Looking to fill your coop with a new brood of chicks?
Both newbie hen keepers and veterans getting back in the saddle will need to populate their backyard with a suitable number of fluffy friends. Your options for buying backyard chickens range from anything between a clutch of eggs and retired caged hens from a commercial farm.
For poultry keepers who are set on raising their chickens from newly hatched eggs, a straight-run could prove a cost-effective way of getting your hands on some chicks. Read on for all you need to know about straight run chicken, the benefits of ordering a straight run, and the potential pitfalls.
What is a straight-run chicken?
A straight run is simply a selection of chicks that have not been sexed and usually include both male and female chicks. Straight run chicks can be any breed, you are simply buying these chicks as hatched. The breeders simply grab these little ones and send them straight over to you.
How are chicks sexed?
Chick sexing is a routine task undertaken by hatcheries to determine if day-old chicks are male or female. These varied methods are omitted for customers ordering a straight-run. Depending on whether the day-old chicks are coming from a hatchery or commercial facility the methods used may include:
- Vent sexing
This involves a by-hand examination of the chicks vent by the hatchery staff. The poop is squeezed out of the chick’s vent which exposes a prominent eminence (genital organ) in males. Watch the experts in action with this helpful video:
- Colour sexing
Colour sexing takes advantage of some sex-linked coloration features on the chick that can be readily identified by the hatchery. Examples include a silver/gold gene that makes males lighter in color. There are also some auto-sexing breeds of chicken with a pale head spot being prominent in males.
- Feather sexing
There are also sex-linked feathering genes that can produce distinct differences in the feathering of male and female chicks in the first days of life.
Sexing chicks is hard work on a hatchery!
Selling straight runs is easier on breeders and hatcheries as they do not have to go through the fuss of sexing the chicks themselves. This is why they pass on the savings in time and hassle to you in the form of a significant discount on the costs of your chicks.
Other benefits of choosing straight-run chicks.
Aside from the cheaper costs, there are other advantages to letting nature choose the sex of the chicks you will raise:
- Variety is the spice of life: some owners appreciate raising a mix of males and females rather than a flock that is all hens.
- Males will protect your flock: You can let your guard down with some cockerels in your yard as they will be continually vigilant and protect the flock from predators.
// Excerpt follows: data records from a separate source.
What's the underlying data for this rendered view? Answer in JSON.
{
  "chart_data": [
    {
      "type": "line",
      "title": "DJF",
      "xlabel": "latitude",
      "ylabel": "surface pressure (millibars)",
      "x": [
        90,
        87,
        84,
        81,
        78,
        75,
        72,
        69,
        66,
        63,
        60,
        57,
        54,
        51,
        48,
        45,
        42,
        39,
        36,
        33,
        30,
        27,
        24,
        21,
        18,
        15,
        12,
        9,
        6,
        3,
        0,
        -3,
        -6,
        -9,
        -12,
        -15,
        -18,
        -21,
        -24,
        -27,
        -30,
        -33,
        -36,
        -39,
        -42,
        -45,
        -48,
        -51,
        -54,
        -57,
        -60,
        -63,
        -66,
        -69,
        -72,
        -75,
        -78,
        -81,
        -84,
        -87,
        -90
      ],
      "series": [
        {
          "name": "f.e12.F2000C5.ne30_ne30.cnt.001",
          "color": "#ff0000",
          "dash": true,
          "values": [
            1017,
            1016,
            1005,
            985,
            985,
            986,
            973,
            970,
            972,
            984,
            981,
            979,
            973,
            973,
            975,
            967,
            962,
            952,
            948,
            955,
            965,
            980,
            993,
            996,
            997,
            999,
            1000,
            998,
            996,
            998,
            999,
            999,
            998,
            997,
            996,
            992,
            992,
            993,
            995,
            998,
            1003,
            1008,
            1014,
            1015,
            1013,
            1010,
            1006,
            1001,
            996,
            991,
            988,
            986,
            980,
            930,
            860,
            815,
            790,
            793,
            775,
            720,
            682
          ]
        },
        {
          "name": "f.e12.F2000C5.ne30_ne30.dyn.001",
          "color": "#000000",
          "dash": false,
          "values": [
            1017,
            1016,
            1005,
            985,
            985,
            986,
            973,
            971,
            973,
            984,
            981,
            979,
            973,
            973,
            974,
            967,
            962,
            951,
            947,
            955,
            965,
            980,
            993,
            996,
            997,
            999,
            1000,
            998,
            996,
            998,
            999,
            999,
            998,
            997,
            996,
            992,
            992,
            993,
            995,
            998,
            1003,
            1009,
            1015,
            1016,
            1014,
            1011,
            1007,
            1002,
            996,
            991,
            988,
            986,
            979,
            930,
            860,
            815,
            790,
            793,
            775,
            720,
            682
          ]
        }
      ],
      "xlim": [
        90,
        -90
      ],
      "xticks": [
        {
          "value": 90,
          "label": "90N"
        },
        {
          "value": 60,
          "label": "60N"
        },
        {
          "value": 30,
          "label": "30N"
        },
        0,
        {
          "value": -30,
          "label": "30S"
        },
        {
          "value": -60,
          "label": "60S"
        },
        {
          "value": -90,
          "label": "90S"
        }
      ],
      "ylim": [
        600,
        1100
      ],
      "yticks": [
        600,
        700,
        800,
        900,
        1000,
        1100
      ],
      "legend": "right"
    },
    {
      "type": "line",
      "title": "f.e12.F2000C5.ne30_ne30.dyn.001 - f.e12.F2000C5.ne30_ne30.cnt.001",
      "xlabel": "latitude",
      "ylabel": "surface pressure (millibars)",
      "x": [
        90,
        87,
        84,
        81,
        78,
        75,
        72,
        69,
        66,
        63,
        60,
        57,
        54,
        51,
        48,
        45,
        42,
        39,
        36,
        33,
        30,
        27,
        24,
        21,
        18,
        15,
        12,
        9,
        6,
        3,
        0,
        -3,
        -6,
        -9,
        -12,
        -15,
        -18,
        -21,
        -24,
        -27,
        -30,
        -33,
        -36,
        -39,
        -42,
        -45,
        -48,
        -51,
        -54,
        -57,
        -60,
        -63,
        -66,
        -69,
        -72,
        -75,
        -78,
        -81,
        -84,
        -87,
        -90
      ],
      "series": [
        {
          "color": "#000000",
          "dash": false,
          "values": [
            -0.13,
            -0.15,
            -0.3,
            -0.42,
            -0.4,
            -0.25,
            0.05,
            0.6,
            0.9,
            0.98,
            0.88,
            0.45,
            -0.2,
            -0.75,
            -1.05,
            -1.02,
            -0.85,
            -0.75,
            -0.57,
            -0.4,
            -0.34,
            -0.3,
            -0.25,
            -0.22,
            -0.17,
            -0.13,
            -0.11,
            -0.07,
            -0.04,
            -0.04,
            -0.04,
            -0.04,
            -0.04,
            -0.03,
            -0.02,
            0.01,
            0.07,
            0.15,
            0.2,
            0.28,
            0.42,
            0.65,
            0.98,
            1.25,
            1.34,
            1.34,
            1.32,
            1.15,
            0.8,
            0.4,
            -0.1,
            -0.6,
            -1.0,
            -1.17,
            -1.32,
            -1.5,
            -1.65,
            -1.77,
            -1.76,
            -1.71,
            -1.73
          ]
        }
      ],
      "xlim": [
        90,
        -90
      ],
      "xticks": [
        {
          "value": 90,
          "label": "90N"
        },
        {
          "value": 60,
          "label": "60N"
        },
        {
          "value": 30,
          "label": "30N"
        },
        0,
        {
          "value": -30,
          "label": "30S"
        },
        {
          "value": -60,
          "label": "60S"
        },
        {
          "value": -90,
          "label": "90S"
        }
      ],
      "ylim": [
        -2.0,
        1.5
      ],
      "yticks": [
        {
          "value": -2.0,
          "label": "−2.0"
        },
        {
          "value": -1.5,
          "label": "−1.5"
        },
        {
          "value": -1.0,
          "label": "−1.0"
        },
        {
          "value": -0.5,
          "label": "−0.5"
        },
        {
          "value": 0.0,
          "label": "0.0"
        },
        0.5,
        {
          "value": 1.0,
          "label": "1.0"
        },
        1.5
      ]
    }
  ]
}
- Breed your own chickens: If you want to breed chickens you will need some males to do their duty so the eggs can be fertilized for incubation.
- Raise meat and eggs for your household: Poultrykeepers who want to raise meat birds as well as laying hens can raise the males for this purpose.
- Straight runs are often the only way to get hold of rare breed eggs: Smaller breeders may insist on you purchasing a straight-run.
Buyer beware! There are some downsides to straight-run chicken.
Most backyard chicken owners are looking for hens to lay eggs. This is the predominant market for day-old chicks and often means that the males are euthanized in large numbers.
Male chicks will grow into cockerels which can be demanding, aggressive and noisy birds to own. In some areas, you are restricted from owning roosters within the city limits!
Keeping roosters will place different priorities and demands on the handling of a flock, meaning that many owners opt for females only.
With a straight run, you are buying what comes out of the egg. You may have all females, a mix of males and females, or all males and you need to be prepared for that.
Remember you cant take your chicks back to the hatchery and demand a refund. This is why people often pay more money to buy pullets which are definitely female or female sexed chicks.
Straight run chicks are a bit of a lottery.
So by purchasing a straight-run, you are really taking your chances. At a large scale, the hatching ratio of eggs will be a 50-50 ratio of males to females, but for your particular brood any sex could turn up.
Buying straight-run chicks is only going to work out if you don’t mind whether you raise males or females or are ordering large numbers of chicks.
If the mix of your straight run doesn’t work out for you you can always rehome some of the young cockerels or hens or raise them for meat.